2. Democratizing the city and spaces within it: Chris Osgood
•    Mayor's Office of New Urban Mechanics (www.newurbanmechanics.org) focuses on innovation around engagement, economic development, the streetscape, and education. 
•    NUM runs experimental projects inside and outside of City Hall designed to
o    engage and empower residents
o    improve the experience of the city
•    Focus on innovation to provide better services to citizens
•    Funding: Direct City funding, capital budget, grant funding, partner organizations interesting in trying new things.
•    Examples:
o    Citizens Connect app: empowers citizens to contribute to maintenance of their own neighborhoods; now accounts for 28% of all service requests
o    Participatory Budgeting: 12-24 year olds get to vote on where $1 million in City capital funds go, led by the City’s Office of Youth Engagement & Empowerment
o    HubHacks permitting challenge, led by the City’s Department of Innovation & Technology: resolve permitting issues
o    Where’s my school bus?: track location of school buses via mobile app
o    Public Space Invitational: requested proposals/new ideas in three categories: public realm, City Hall itself, and “Random, Awesome Design,” or RAD.
•    City Hall has become a more inviting place: “percent of ‘fabulousness’ has increased because of artful interventions” (including Liz LaManche’s “Stairways of Fabulousness” in the building’s atrium)
o    Technology for Autism Now (TAN), a local startup: provides a range of mobile applications to support the education of youth on the autism spectrum
o    Streetscape: a range of innovations, including:
•    Parklets
•    Outfitting trucks with vehicular side guards for bike safety
•    In general, “making streets more delightful”

3. What are the big ideas/questions/challenges that came out of tonight’s APP Lab?
•    How does the work – and the approaches – represented by the Wentworth projects respond to/fit with NUM’s agenda?
•    Design interventions that generate “agency” among users:
o    E.g., the “conversation” pavilions proposed near the Charles, or the stand-alone platforms under an overpass, providing a kind of stage for however anyone wants to use it
•    What are the possibilities for a “Street Art festival?” 
•    Can artists request a space to create art from the city?

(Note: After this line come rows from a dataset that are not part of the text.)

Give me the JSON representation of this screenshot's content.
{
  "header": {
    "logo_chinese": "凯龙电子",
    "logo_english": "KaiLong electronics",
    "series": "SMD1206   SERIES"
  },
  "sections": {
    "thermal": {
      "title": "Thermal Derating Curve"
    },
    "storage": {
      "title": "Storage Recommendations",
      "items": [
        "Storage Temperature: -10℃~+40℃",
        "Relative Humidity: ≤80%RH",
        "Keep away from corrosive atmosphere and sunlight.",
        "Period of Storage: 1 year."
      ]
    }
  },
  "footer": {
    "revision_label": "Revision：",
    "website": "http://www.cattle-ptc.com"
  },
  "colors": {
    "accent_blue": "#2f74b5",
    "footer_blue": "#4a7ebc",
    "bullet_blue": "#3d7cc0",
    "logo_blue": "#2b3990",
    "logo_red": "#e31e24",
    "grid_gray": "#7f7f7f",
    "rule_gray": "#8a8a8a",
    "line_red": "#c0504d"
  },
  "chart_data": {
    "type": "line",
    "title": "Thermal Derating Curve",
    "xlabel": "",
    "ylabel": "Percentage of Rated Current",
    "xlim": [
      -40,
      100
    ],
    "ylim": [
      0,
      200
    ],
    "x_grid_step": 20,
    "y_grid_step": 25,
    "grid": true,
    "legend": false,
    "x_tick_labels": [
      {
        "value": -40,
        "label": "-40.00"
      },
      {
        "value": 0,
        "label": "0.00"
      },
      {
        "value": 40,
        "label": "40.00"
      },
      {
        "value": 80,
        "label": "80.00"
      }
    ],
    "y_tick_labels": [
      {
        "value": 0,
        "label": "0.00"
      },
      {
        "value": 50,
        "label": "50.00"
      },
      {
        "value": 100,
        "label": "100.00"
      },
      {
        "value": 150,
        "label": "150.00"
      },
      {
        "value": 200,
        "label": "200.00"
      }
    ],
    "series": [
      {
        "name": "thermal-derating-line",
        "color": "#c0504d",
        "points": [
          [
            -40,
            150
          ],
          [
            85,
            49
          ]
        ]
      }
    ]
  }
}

4. Ideas to build on from the workshop:
•    Contact the Community Liaison. An amazing resource for each neighborhood.
•    “Bright Side of the Road,” by Michael Moss and Claudia Ravaschiere: an installation in Ft. Point: “creating usable area through an act of guerilla urban gardening.” Can we install more of these?
•    More parklets in Boston. 
•    City to help create stages for temporary installations. 
•    How to get an "Art Permit" from a city or town? Neighborhood reps are first contacts. 
•    Different strategies for street art. Sometimes just do it guerrilla style.
•    How to figure out the stages. Things are not impossible. Let's break it down into manageable steps and get it done.
•    Explore opportunities for collaboration with/among NUM, Office of Arts and Culture, Greenway Conservancy, etc.